While Beattie is excited to have expanded his sound into something bigger and more powerful, he’s careful not to stray too far from his roots, ensuring that he does not alienate those who have supported him from the beginning. “I want to keep growing as an artist, but I don’t plan to reinvent myself. I feel like I’ve done too much of that in my early days,” he laughs. “I’ve exhausted myself of it. I love the music that I make, and normally if I love it, it does well because it’s believable.”
What Beattie does intend to do, however, is introduce his sound to new audiences. Being based primarily in Scotland, he has run into some obstacles with increasing his reach beyond his home country. “It’s definitely harder to build a fan base elsewhere,” he admits. “I’ve found that especially with being independent, a lot of artists will be managed by a guy that has two support acts who he also manages, who are on tour with someone from One Direction or something. So they’re getting a huge leg up, where we just don’t have that leverage. It’s hard.”
Yet, he doesn’t see this as an insurmountable barrier, recognising that his music has the ability to travel – and he’s patient. “I don’t feel like it’s impossible, I just feel like it might take a little bit longer than most,” he says. “But that’s been the story of my whole career, really. It’s nothing new to me, and kind of makes me want to rebel against it. And it’s just the way the industry is, but it’s got to do with a bit of luck as well. It can be weird going from 20,000 people a night to 300 in a room in London, because you think that there clearly is a want for the music, but it needs to find the right people.”
Somewhat begrudgingly, Beattie is even learning how to represent himself on social media, though he’s still not “shaking his ass on a Saturday night” for his TikTok viewers, as he’d call it. Even online, he’s doing his best to maintain a sense of transparency. “I’m trying to do it without looking contrived,” he asserts. “Or desperate. So, I just put an acoustic video of me singing in my bed, looking God awful, jet lagged, but I figure I’ll put it up and see what happens. But I just thought, ‘Let's put it up and see what happens.’”

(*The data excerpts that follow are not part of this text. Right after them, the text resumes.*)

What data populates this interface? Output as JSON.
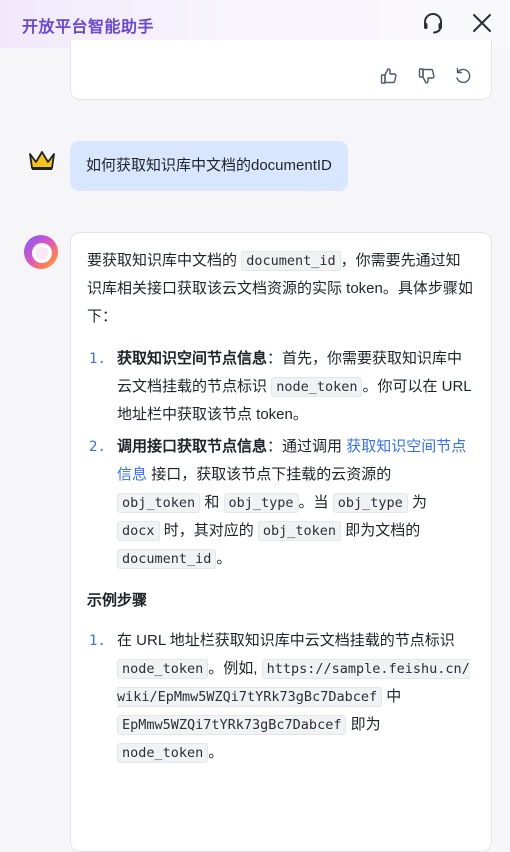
{
  "header": {
    "title": "开放平台智能助手"
  },
  "user_message": {
    "text": "如何获取知识库中文档的documentID"
  },
  "answer": {
    "intro_1": "要获取知识库中文档的",
    "intro_code": "document_id",
    "intro_2": "，你需要先通过知识库相关接口获取该云文档资源的实际 token。具体步骤如下：",
    "steps": [
      {
        "num": "1.",
        "bold": "获取知识空间节点信息",
        "t1": "：首先，你需要获取知识库中云文档挂载的节点标识",
        "code1": "node_token",
        "t2": "。你可以在 URL 地址栏中获取该节点 token。"
      },
      {
        "num": "2.",
        "bold": "调用接口获取节点信息",
        "t1": "：通过调用",
        "link": "获取知识空间节点信息",
        "t2": "接口，获取该节点下挂载的云资源的",
        "code1": "obj_token",
        "t3": "和",
        "code2": "obj_type",
        "t4": "。当",
        "code3": "obj_type",
        "t5": "为",
        "code4": "docx",
        "t6": "时，其对应的",
        "code5": "obj_token",
        "t7": "即为文档的",
        "code6": "document_id",
        "t8": "。"
      }
    ],
    "example_heading": "示例步骤",
    "example_steps": [
      {
        "num": "1.",
        "t1": "在 URL 地址栏获取知识库中云文档挂载的节点标识",
        "code1": "node_token",
        "t2": "。例如,",
        "code2": "https://sample.feishu.cn/wiki/EpMmw5WZQi7tYRk73gBc7Dabcef",
        "t3": "中",
        "code3": "EpMmw5WZQi7tYRk73gBc7Dabcef",
        "t4": "即为",
        "code4": "node_token",
        "t5": "。"
      }
    ]
  },
  "icons": {
    "headset": "headset-icon",
    "close": "close-icon",
    "thumbs_up": "thumbs-up-icon",
    "thumbs_down": "thumbs-down-icon",
    "refresh": "refresh-icon",
    "user_avatar": "crown-icon",
    "bot_avatar": "assistant-logo-icon"
  },
  "colors": {
    "accent": "#6b48d6",
    "link": "#3370ff",
    "user_bubble": "#d8e6ff",
    "crown": "#f5c518"
  }
}
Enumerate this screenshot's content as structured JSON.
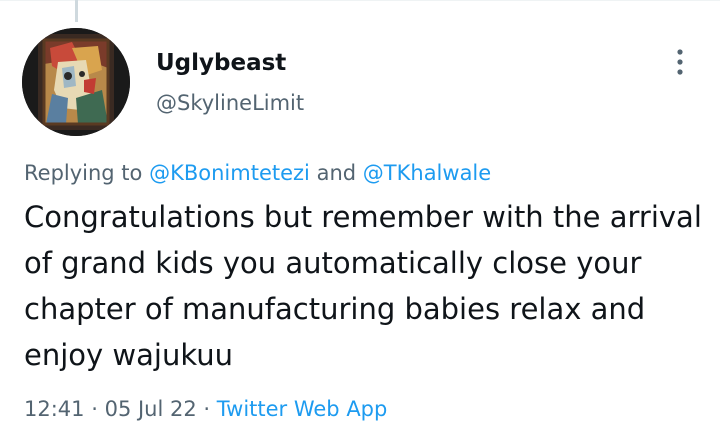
{
  "tweet": {
    "author": {
      "display_name": "Uglybeast",
      "handle": "@SkylineLimit",
      "avatar_icon": "painted-portrait-avatar"
    },
    "more_icon": "more-vertical-icon",
    "replying": {
      "prefix": "Replying to",
      "mention_1": "@KBonimtetezi",
      "conjunction": "and",
      "mention_2": "@TKhalwale"
    },
    "text": "Congratulations but remember with the arrival of grand kids you automatically close your chapter of manufacturing babies relax and enjoy wajukuu",
    "time": "12:41",
    "separator": "·",
    "date": "05 Jul 22",
    "source": "Twitter Web App"
  },
  "colors": {
    "text_primary": "#0f1419",
    "text_secondary": "#536471",
    "link": "#1d9bf0",
    "thread_line": "#cfd9de"
  }
}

Now, INDI stands for many things – a collection of songs but also a marker of freedom for Beattie. A symbol of his own conviction, and a demonstration of his commitment to creating honest music, no matter how long it takes to manifest as success, just as long as it finds its people. And a testament to just seeing what happens, and where this takes him. When we discuss what success looks like at this point, Beattie admits that he’s not completely fearless when it comes to thinking about what happens next.
“How do you build and how do you hold on to it?” He asks. “It’s just blind faith. But if you love music, you don’t have a choice. And it’s a process. Even the bad stuff, the struggles, and it’s just building you up.”
Reflecting on where he feels things faltered within his previous label relationship, he adds: “Sometimes I think a lot of labels can get lost. They think that people are chasing fame, money, and fortunes. Maybe that is it for some, but certainly in my case, there was more.I went from getting dropped and selling maybe 28 tickets to a show, to selling 14,000 just the other week. So something's working. And it's a really nice feeling just to have self-belief again, create art that you believe in and you love, that’s just your own story."
Through our conversation, it feels like next to nothing can get in the way of Beattie expressing himself, now as a more empowered, independent artist. “No matter what, I had to deal with it,” he says as he reflects on his journey towards becoming a musician. “It’s in my blood. It’s what I’m seriously passionate about. It’s not a hobby, it’s my life, you know? And it all worked out in the end.”